It’s counter intuitive that smartphones can make driving safer and less stressful.
After all, smartphones lead us to take our eyes off the road and focus attention elsewhere. Federal data from 2021 indicates that distracted driving was associated in 12% of fatal crashes and 8% in non-fatal ones. The actual rates are higher since many drivers will not reveal that they were using their phone and states do not have a uniform policy for coding driver distraction following an accident. The Governor’s Highway Safety Association estimates that cell phones are tied to 25% of car crashes.
Despite the growing problem of distraction phones can also be useful in cars. We need to acknowledge positive things that smartphones enable and how they can improve trip taking. There’s a reason that most drivers panic if they leave home without their phone, and drive back to get it. There’s also a future technology that will make phones obsolete.
For now, phones enable connections that make a trip smoother and more within the driver’s control. Professional drivers, like truckers and limo drivers, could not get their job done without the technology. Digital logs have replaced their paper handling and scheduling.

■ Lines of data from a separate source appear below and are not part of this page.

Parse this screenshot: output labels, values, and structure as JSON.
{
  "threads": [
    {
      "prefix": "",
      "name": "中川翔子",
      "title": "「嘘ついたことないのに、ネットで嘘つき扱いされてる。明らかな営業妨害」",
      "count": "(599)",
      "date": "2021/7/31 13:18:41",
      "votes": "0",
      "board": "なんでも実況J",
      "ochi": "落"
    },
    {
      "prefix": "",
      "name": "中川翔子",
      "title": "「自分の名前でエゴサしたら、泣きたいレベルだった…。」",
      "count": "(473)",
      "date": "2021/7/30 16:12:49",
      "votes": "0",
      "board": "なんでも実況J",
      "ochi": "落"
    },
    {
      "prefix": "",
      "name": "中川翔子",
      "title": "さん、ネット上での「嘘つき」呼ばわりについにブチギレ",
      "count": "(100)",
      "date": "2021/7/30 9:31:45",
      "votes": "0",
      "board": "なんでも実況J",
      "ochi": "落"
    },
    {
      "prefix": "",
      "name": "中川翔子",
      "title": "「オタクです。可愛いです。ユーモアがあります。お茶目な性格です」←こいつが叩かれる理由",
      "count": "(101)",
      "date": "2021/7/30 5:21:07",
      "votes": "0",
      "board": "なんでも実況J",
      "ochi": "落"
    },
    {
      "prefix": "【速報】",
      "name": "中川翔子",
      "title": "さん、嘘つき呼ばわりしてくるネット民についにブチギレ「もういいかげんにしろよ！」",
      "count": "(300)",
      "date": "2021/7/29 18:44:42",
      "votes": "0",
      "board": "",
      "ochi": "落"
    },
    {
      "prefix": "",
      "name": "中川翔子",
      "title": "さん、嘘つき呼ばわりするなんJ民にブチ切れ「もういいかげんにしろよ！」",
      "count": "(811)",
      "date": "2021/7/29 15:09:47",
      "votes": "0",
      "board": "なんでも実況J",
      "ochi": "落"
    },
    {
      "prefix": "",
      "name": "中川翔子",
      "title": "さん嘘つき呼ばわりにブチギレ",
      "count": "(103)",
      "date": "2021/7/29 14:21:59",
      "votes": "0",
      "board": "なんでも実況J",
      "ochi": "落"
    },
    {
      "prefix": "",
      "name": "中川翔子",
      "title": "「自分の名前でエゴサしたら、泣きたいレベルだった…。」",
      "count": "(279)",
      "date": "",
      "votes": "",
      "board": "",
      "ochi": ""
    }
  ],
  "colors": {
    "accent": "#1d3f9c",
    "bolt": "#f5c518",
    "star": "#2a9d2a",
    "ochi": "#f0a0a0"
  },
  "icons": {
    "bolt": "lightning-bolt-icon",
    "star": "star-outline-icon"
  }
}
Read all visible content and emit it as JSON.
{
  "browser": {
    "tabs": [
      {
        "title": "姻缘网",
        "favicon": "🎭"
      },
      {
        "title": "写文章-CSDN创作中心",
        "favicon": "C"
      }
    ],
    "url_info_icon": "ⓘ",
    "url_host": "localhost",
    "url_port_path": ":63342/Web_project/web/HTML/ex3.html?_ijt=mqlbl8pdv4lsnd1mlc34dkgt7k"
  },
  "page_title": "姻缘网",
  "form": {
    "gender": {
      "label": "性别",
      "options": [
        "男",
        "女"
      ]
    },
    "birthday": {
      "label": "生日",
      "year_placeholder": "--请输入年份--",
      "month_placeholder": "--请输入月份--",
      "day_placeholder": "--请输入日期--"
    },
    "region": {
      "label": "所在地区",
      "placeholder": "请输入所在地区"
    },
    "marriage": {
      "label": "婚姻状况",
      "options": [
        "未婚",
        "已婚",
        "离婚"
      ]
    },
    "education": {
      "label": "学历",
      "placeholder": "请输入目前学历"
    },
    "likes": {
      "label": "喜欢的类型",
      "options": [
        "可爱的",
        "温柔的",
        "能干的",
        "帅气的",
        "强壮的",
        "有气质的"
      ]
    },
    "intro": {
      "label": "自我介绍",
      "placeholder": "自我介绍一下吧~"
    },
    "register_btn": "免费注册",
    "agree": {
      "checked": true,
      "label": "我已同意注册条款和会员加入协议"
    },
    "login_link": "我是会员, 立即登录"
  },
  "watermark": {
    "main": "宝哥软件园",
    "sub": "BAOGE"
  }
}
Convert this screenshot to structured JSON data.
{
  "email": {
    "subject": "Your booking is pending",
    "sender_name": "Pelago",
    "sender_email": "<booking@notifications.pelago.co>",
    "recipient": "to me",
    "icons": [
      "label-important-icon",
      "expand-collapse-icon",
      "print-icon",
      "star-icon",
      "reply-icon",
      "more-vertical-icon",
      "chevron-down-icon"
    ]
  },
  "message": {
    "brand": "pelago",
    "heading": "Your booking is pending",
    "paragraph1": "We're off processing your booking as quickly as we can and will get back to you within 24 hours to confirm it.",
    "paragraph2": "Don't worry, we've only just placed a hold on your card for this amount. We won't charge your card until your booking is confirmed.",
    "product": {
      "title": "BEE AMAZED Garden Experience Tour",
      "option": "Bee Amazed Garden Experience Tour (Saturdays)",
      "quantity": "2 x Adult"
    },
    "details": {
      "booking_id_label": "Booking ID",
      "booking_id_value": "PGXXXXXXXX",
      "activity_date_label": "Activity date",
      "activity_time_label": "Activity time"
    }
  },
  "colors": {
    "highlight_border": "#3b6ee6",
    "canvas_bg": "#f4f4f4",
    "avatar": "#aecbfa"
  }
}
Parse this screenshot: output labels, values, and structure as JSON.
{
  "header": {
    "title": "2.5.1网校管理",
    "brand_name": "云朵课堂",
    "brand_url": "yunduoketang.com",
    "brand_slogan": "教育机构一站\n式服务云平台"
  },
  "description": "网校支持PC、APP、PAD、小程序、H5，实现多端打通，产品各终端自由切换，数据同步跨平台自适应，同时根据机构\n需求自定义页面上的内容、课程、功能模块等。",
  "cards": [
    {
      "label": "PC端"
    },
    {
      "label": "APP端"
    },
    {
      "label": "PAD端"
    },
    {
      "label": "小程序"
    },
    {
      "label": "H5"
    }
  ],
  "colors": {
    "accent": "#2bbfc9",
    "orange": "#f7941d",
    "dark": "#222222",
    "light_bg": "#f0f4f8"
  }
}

Phones in the vehicle are equally essential for carpool moms, soccer dads, and even elderly drivers.
Robust Functionality:
Their functionality is robust: For music aficionados, it’s the playlist that is personal and enjoyable. It is a familiar set of songs that make the time in the car seem to fly by, or at least pass pleasantly. For audiophiles, the phone serves up books-on-tape or a podcast. Car time is story time.
Other smartphone applications are trip-centric. The most essential one is displaying maps- whether on the phone or on a dashboard display. Digital navigation has almost completely replaced paper maps and most drivers would be lost without the navigation prompts. An overlooked factor, but one that makes driving safer and less stressful is the digital feature that alerts drivers about the travel lane they need to position into or which lanes may be blocked up ahead. Digital navigation also helps to locate nearby gas stations or electrical vehicle plugs, and identify open parking spaces so there’s less circling around the block.
The functionality of phones in cars will only continue to increase. The danger and risk is that the applications detract from the road and evoke more mental resources. Communications that are personally involving or emotionally taxing hijack concentration and control. It happens in a flash, just like a traffic accident.
Personal texts and phone calls are perhaps the most involving and the most distracting.Some years ago, driving simulations by David Strayer, an expert in this area, found that it took drivers 27 seconds to recover after a highly distracting phone using a complex car-voice command system. Twenty-seven seconds is the time that a driver travels the length of three football fields at 25 miles per hour. Fortunately, car-voice command systems are improving, perhaps keeping us a little safer during highly involving and personal conversations in the car.
Driven to Distraction?
There is no leaving phones at home, or putting them back in the bottle, in this case a locked glove compartment. But it still remains a safety issue to make their presence less distracting. Apps that we use today, like Android and CarPlay require drivers to fiddle with the phone manually or take longer glances at the screen. They will be replaced with more integrated car-centric dashboards.
These dashboards may come with a cost to privacy but a check mark for driver safety. Android, for example, has developed Automotive OS, a system that runs directly from the car, regardless of the phone’s on/off status. The OS is integrated with various sensors to monitor the actions of drivers and the performance of the vehicle.
These future dashboards may interact not only with the driver, but also with the road-ahead. So, for example, they might connect and control the vehicle’s maximum speed or support steering wheel commands that brake for errant pedestrians or cyclists.. Stress free trips, driver safety, and these in-vehicle systems are rapidly evolving. Counter intuitively, they might make driver infotainment more accessible and driver distraction less problematic.